O escritor israelense David Grossman declarou lucidamente, após um longo silêncio, que a agressão criminosa do Hamas não consegue mais servir de explicação ao que Israel está fazendo. Afirmo, de minha parte, que a extrema-direita israelense acabou transformando aquela agressão em uma oportunidade a ser aproveitada para uma guerra que visa uma solução final para a questão palestina: com a destruição das estruturas sociais e econômicas dos palestinos, com os massacres em massa, a deportação, a limpeza étnica, com o desenraizamento definitivo da sociedade palestina da Palestina. Esses me parecem ser os fatos, então faz sentido investigar se eles se enquadram na categoria de genocídio, se os fatos estão associados declarações racistas de membros de extrema-direita do governo israelense que confirmam intenções de genocídio. Mas a acusação de genocídio envolvendo judeus como perpetradores também acarretaria uma ambiguidade específica: a de representar o conflito entre nazismo e judeus como um curto-circuito entre dois grupos criminosos, que a humanidade pode assistir como espectadora, não diretamente envolvida, isenta do ônus e das responsabilidades que derivam de crimes contra a humanidade. Poder acusar Israel de crimes afins aos dos nazistas ajuda a relegitimar o antissemitismo, incluindo aquele nazista. Isso não deve tornar a palavra "genocídio" um tabu, mas pelo menos alertar para suas consequências específicas.
A palavra genocídio também significaria que as vítimas se tornam algozes, mas aqui não se trata das vítimas do Holocausto, mas do vitimismo do nacionalismo israelense, daqueles que jogam a memória judaica no mercado da propaganda política, para transmitir a ideia de que toda opressão que exercem, toda agressão que cometem é sempre e para sempre um ato de legítima defesa. Mas o vitimismo agressivo era a lógica do fascismo e do nazismo, que se proclamavam vítimas das democracias, do comunismo e, sobretudo, de um oculto e onipotente "complô judaico".
Israel ainda é uma democracia? O Haaretz definiu o governo de Benjamin Netanyahu como um governo em que "os ministros competem para ver quem é mais fascista". Fascista, não genericamente de direita.

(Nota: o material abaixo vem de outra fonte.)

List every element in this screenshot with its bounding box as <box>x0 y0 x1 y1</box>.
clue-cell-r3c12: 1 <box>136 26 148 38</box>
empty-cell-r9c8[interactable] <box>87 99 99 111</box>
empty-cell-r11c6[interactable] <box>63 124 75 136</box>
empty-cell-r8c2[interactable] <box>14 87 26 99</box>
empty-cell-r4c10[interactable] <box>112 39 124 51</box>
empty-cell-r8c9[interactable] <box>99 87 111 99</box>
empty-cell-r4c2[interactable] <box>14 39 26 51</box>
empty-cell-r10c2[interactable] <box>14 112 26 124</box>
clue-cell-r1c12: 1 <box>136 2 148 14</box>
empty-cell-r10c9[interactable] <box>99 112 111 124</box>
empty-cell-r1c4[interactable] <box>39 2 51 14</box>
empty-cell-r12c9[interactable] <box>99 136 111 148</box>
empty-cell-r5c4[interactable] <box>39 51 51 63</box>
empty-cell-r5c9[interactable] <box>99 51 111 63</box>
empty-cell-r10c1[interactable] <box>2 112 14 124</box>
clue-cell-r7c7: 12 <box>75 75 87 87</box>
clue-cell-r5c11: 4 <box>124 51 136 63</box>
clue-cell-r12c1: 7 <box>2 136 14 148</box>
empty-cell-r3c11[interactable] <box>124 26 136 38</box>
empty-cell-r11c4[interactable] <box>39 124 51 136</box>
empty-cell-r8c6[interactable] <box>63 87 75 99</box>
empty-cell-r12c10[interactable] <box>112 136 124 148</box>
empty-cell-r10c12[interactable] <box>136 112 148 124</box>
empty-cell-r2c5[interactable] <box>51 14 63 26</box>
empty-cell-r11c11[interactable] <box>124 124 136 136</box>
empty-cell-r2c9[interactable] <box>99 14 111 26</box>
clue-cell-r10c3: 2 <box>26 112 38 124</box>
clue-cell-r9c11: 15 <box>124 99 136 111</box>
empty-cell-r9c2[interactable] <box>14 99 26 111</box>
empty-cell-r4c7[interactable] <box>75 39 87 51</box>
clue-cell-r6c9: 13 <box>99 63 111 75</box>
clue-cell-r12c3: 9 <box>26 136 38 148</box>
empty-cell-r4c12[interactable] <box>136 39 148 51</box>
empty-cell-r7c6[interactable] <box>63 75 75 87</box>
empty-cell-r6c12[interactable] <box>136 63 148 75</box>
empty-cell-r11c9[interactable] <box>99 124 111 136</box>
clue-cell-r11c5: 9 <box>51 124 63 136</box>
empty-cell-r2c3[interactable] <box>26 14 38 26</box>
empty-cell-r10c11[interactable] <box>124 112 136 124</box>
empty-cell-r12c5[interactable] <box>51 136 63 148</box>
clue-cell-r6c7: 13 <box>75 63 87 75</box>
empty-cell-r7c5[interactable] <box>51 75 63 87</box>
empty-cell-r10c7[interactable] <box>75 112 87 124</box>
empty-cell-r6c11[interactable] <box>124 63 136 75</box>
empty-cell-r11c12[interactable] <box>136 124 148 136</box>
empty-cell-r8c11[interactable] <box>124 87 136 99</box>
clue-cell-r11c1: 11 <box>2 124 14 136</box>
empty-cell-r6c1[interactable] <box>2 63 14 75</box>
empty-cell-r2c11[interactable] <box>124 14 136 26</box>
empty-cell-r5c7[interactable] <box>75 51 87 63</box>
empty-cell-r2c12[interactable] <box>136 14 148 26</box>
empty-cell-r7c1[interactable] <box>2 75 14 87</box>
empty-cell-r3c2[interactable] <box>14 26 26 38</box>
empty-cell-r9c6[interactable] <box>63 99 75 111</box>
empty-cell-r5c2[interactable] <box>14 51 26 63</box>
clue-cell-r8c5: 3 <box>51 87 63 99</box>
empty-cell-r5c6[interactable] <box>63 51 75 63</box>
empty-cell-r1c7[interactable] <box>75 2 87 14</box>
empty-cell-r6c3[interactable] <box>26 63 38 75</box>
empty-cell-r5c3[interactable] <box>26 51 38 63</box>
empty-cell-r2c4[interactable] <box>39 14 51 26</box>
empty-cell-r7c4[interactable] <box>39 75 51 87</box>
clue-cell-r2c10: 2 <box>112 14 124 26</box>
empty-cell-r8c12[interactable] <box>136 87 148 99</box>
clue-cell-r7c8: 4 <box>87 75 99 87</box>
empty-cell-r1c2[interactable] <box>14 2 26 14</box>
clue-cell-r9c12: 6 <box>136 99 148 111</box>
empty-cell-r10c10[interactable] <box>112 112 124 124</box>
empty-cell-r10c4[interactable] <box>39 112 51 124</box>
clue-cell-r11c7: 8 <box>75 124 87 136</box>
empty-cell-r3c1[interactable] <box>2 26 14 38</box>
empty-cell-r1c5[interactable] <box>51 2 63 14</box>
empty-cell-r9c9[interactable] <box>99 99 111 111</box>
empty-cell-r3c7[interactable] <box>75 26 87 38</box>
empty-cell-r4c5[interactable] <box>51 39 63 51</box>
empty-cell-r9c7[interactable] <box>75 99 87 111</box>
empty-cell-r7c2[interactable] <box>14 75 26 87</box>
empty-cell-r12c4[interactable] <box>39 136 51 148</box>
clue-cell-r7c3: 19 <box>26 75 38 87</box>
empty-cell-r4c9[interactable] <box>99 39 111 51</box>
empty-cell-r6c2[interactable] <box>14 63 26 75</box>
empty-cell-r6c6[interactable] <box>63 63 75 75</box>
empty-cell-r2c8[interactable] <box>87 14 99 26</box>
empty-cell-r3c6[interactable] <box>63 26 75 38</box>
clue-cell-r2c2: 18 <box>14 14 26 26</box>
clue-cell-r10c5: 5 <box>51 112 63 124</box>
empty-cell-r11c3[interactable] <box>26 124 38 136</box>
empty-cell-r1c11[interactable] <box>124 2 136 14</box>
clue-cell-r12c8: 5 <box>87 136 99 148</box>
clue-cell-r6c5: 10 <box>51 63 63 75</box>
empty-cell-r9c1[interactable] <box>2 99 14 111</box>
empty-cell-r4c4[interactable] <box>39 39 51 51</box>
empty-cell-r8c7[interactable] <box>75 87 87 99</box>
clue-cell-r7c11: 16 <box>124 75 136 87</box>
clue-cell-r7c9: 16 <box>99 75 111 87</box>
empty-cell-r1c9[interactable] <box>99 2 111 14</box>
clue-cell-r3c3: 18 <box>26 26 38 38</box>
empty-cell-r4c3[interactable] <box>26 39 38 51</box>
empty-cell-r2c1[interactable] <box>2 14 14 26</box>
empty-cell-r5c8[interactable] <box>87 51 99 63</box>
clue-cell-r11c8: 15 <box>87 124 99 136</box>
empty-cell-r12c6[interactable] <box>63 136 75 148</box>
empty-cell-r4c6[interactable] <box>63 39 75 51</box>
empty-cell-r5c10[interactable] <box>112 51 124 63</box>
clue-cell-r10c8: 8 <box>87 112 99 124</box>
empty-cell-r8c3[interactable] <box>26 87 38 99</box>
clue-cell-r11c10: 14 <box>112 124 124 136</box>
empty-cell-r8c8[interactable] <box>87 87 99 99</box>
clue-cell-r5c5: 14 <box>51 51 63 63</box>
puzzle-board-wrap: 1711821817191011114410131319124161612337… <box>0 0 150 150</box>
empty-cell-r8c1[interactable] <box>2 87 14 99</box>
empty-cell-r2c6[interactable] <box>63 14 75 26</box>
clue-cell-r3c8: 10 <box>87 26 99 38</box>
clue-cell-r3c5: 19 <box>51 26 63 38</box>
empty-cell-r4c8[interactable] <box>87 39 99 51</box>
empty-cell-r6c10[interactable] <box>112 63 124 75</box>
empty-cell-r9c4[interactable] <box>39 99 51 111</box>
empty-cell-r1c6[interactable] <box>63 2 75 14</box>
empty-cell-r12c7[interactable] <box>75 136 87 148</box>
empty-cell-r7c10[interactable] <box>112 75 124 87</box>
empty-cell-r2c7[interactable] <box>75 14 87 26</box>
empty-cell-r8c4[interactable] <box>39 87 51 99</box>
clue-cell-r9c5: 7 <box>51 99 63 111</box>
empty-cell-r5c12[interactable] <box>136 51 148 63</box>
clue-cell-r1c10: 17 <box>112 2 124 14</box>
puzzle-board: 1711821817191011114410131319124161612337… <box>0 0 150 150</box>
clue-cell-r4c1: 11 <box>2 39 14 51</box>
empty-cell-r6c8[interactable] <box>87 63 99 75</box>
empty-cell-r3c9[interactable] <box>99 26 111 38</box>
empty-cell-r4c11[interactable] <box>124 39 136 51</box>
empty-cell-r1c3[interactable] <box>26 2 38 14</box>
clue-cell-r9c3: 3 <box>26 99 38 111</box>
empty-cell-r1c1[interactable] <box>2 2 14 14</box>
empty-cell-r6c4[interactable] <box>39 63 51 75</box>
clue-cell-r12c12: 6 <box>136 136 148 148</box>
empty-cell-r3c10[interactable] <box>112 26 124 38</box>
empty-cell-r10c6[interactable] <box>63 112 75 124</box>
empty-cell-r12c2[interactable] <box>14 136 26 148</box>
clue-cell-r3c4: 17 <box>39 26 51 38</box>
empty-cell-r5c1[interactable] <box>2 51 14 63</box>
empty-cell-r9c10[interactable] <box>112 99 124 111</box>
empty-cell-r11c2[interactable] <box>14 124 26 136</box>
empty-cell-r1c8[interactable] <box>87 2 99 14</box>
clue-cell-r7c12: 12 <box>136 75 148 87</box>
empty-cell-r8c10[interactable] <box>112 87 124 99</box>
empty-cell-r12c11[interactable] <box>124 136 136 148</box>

O fascismo se manifesta não apenas por suas características nacionalistas, autoritárias, repressivas, clericais e racistas, mas também por seu consenso de massa. Isso existe em Israel como forte tendência. A guerra a favorece, mas também aumenta a oposição. Israel é um país pluralista, multiétnico, multirreligioso e, ao mesmo tempo, laico, e essa é uma virtude que, no entanto, desgasta a democracia, que se baseia numa rede de compromissos difíceis e instáveis.
O governo de direita pretende transformar a incompleta democracia israelense numa democratura, subordinando o sistema jurídico ao executivo e acentuando o caráter da etnocracia em favor da maioria judaica em relação às demais componentes. É uma tendência semelhante à de Trump nos Estados Unidos.
Quase a metade do país havia se mobilizado, antes de 7 de outubro de 2023, contra essa perspectiva do governo. No final da guerra, haverá um acerto de contas. Não sei que país sairá dele, se entregue a uma guerra civil entre suas almas, a clerical-fascista dos colonos ou a democrática, ou se ressurgirá da catástrofe como uma democracia que derrotou seu fascismo interno, em todo caso, com graves perdas.